Molecular alterations associated with tumor progression from p53 signature to serous tubal intraepithelial carcinoma (STIC) to high-grade serous carcinoma (HGSC). After initial clonal expansion, p53 signatures and some STICs become dormant as they lose a proliferative advantage. But some STICs continue to proliferate, gain additional cancer-promoting events, and progress to HGSC spreading to fallopian tubes, ovaries, and other pelvic organs. Compared to p53 signatures, STICs gain several features as listed, and may be involved in the progression.

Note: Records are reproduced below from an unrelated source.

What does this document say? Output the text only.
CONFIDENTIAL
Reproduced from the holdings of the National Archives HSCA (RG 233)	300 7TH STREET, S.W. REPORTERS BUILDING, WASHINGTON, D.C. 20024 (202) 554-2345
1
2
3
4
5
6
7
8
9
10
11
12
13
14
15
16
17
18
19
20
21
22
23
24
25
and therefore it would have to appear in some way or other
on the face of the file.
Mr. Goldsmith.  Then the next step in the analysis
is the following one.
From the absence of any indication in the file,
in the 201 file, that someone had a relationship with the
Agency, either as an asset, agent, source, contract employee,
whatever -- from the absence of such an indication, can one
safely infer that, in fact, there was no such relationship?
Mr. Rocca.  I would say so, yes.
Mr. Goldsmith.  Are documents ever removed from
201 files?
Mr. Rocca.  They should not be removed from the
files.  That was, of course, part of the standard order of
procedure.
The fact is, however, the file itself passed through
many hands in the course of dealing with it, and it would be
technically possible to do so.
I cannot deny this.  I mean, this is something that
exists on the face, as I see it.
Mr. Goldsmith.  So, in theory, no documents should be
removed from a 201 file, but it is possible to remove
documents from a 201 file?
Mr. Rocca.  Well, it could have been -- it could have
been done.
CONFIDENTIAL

Similarly, as compared to STICs, HGSCs are more frequently characterized by features related to genomic instability, maintenance of telomere length, and immune cell infiltration. LINE, long-interspersed element; LOH, loss of heterozygosity.

Figure 5

Alternative pathways in the development of high-grade serous carcinoma (HGSC). A: HGSC arising from an ovarian serous cystadenoma. Top left panel: A low-magnification view showing the wall of the cystadenoma with a focal solid growth of HGSC. Top right panel: Normal-appearing epithelium surrounding the solid tumor. Bottom panel: Histologic features of an HGSC. B: HGSC developing directly on the ovarian surface. Top left panel: A low-magnification view showing the whole ovarian section. Top right panel: The ovarian surface showing adenofibroma where the HGSC arises. Bottom panel: HGSC on the surface of adenofibroma. C: HGSC arising from an enlarged ovarian cortical inclusion cyst. Top panel: A low-magnification view of the inclusion cyst. Bottom panel: Highly atypical cells appearing on the surface of the cyst. Scale bars: 100 μm (A, top right panel and bottom panel; B, bottom panel; C, bottom panel); 1 mm (B, top right panel; C, top panel); 1 cm (A, top left panel; B, top left panel).